マシュー・プリンスCEOが発表に添えた一文が、このリリースの本質を的確に表しています。
「エージェントがあなたの家の玄関先に現れたとき、誰が送り込んできたのか分からなければなりません」
大半の報道は「ついにAIが自ら決済する」という点に焦点を当てました。しかし私は、発表の順序こそが重要だと見ています。ウォレットに入金して使う機能は「近日公開」とされただけで、今すぐにできることはcloudflare.payの名札を先取りすること、これ一つだけです。
Cloudflareが今回まず世に出したのは、決済サービスというよりもエージェントの身元体系です。そしてこれは、同社が15年間にわたって手がけてきた事業の自然な次のステップでもあります。
ウォレットは人間が管理するアカウントウォレットとエージェント別バーチャルウォレットに分かれます
Cloudflare Walletsはウォレットを2種類に分けました。
**アカウントウォレット(Account Wallet)**は人間が管理します。

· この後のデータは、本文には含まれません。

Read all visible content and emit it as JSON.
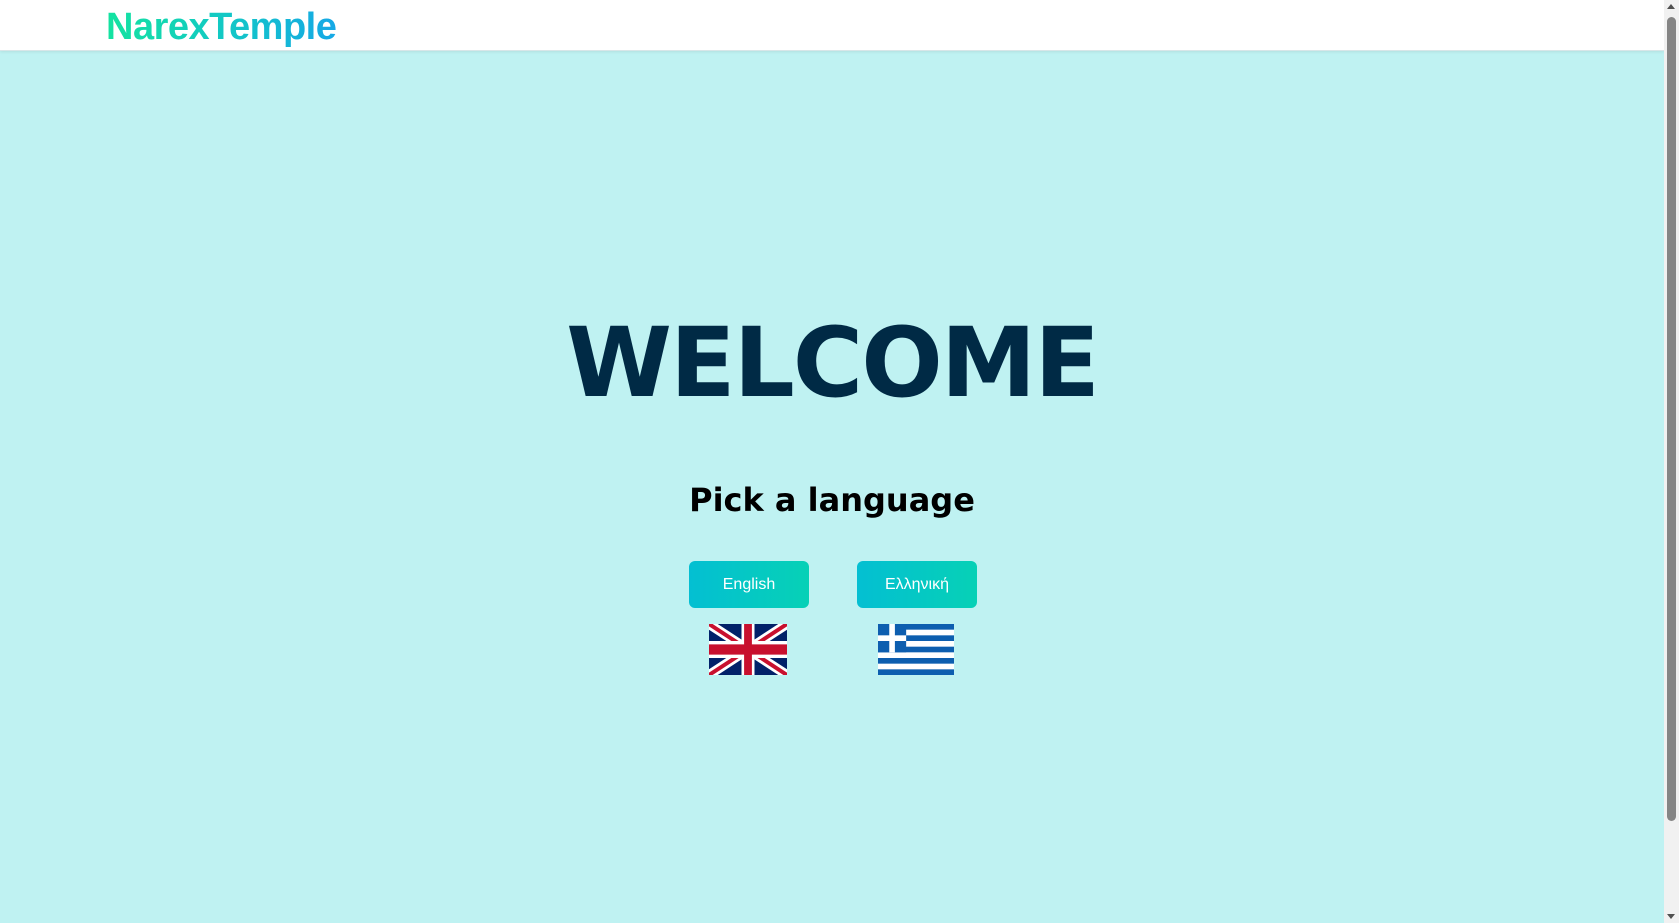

銀行送金で入金・出金を行い、使用権限を割り振る作業をここで担います。**バーチャルウォレット(Virtual Wallet)**はエージェント一つにつき一つ作成します。エージェントはAPIキーを使ってこのウォレットにアクセスし、アカウントウォレット側で設定された限度額の範囲内でのみ資金を使えます。
限度額の設定方法はかなり具体的です。
- ウォレットごとの総支出上限および1取引あたりの最大金額
- 承認済み加盟店のホワイトリスト
- 週単位の予算(公式ブログの例示では「従業員1人あたり週100ドル」)
- 通常と異なるペースで資金が流出した場合、人間のレビューへ回す異常検知
コーポレートカードをチームメンバーに配りながら、利用限度額と使途をあらかじめ設定しておく構造とまったく同じです。違いがあるとすれば、カードを受け取る側が人間ではなくプログラムであるという点だけです。
この構造は、プロンプトインジェクション2のような攻撃を防ぐ仕組みではありません。エージェントが騙されること自体は防げず、騙された際に流出しうる最大金額を事前に断ち切っておくための仕組みです。セキュリティというよりは損失限度設計に近いです。実務においてこの両者を混同していると、後々困ったことになります。
そして決済そのものは、x4023と呼ばれるプロトコルで行われます。売り手側はCloudflareが先行して発表したMonetization Gatewayが担当し、買い手側は今回のWalletsが受け持ちます。精算はBaseおよびSolana上のUSDCで行われ、取引コストは1セント未満です。